Traditional gambling in the U.S. was once relegated to a few select spots like Atlantic City and Las Vegas. However, recent relaxation of gambling laws has led to an explosion of tribal and commercial casinos in many states.
But a new gold rush started after the 2018 repeal of the oppressive PASPA law, which made all sports wagering illegal. When the law was deemed unconstitutional, the floodgates opened for a new gambling Gold Rush in America. Not only can the existing casinos cash in on sports betting, but now anyone with a gambling license can offer sports betting in the U.S.
Spaghetti Nest of Legislation
The Professional and Amateur Sports Protection Act (PASPA) of 1992 was a federal act which made sports gambling illegal across all states. But once it was repealed, each individual state had to deal with its own complicated laws and charters regarding legalized gambling.
For states where gambling was already legal, it was easy to adopt sports wagering within their existing gaming infrastructure. However, any gold rush will have a few winners and many sore losers. The last time the U.S. relaxed gambling laws, many investors from Europe and beyond got their fingers burned. CEO Mark Blandford of Sportingbet watched his chairman detained by the U.S. authorities for providing sports betting from the Caribbean.
Blandford referred to the U.S. states’ unique and confusing laws as a ‘spaghetti nest of legislation’ that must be navigated to properly organize legal gambling anywhere in the U.S.

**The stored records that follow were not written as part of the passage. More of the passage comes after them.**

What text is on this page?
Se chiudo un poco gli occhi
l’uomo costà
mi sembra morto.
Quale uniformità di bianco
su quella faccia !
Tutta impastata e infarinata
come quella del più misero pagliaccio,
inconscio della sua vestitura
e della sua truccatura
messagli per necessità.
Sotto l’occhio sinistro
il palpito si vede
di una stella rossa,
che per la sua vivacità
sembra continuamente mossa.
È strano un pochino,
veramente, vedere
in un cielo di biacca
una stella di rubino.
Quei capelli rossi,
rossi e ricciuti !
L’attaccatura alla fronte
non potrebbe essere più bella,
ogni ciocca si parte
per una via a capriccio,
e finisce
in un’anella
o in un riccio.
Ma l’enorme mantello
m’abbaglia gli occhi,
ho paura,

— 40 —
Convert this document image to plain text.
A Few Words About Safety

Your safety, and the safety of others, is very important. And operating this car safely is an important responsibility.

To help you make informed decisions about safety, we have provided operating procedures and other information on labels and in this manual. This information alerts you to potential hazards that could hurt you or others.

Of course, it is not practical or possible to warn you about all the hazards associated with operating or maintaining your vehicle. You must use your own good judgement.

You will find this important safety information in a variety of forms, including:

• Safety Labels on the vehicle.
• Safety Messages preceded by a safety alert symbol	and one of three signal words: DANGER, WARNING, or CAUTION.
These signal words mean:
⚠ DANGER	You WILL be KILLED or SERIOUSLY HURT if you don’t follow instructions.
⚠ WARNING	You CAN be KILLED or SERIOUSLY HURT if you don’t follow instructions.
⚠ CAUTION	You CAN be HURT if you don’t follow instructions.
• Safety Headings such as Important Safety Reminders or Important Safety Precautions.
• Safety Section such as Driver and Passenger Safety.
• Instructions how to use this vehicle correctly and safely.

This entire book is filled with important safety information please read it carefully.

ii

Once European bookmakers saw an opportunity in the fledgling U.S. sports betting market, they saw the potential to strike it rich. Dublin-based bookmaker Flutter, after acquiring other Irish assets including Paddy Power, was one to set its sights on the gambling gold in the hills. After Flutter took over the Canadian bookmakers The Stars Group, the sports betting giant now has a foothold in the North American sports betting market.
Members of the old order of gambling establishments do not like the sudden market opening. According to the Financial Times, there has been a lot of backroom grumbling in the hallowed halls of Vegas. “There’s a lot of animosity against European bookmakers that think they can come in and know U.S. sports,” a Sportsbook employee in Vegas explained. He described the new entrants to the sports betting field as “arrogant newcomers.”
Some opposition is coming from the obvious fear of competition in the new gambling gold rush. The old guard, firmly entrenched in its golden gambling motherlode, can’t cotton to rubes showing up with pans in hand. Legislators recognized the opportunity for poorer states to fill their pockets with golden sports nuggets, but also fears the thriving offshore market.
In addition to the entrenched gambling gurus, Native American groups operating tribal casinos are up in arms over the newcomers. All tribal casinos operate under tribal-state compacts, which contractually allow Indian tribes to exclusively offer certain gambling operations within the state on tribal lands. They fear their operations would be undercut by allowing newcomers to strike a claim in their territory.
Also, individual states have varying levels of resistance to gambling in general. States with extremely conservative governments, like Kentucky, won’t allow gambling laws to see the light of day. Other states with similar mindsets often equate gambling to ‘sin’ or ‘the devil’s work.’
Regardless of the narrow-minded views of some people, gambling is here to stay. As more states and countries embrace legalized gambling as a sustainable way to ensure a profitable future, more gambling will follow. You can’t just shovel dirt over the gold vein.
Sports betting is just the latest layer of gold discovered –and it’s just waiting for the right miners to come along and set the picks and pans to work.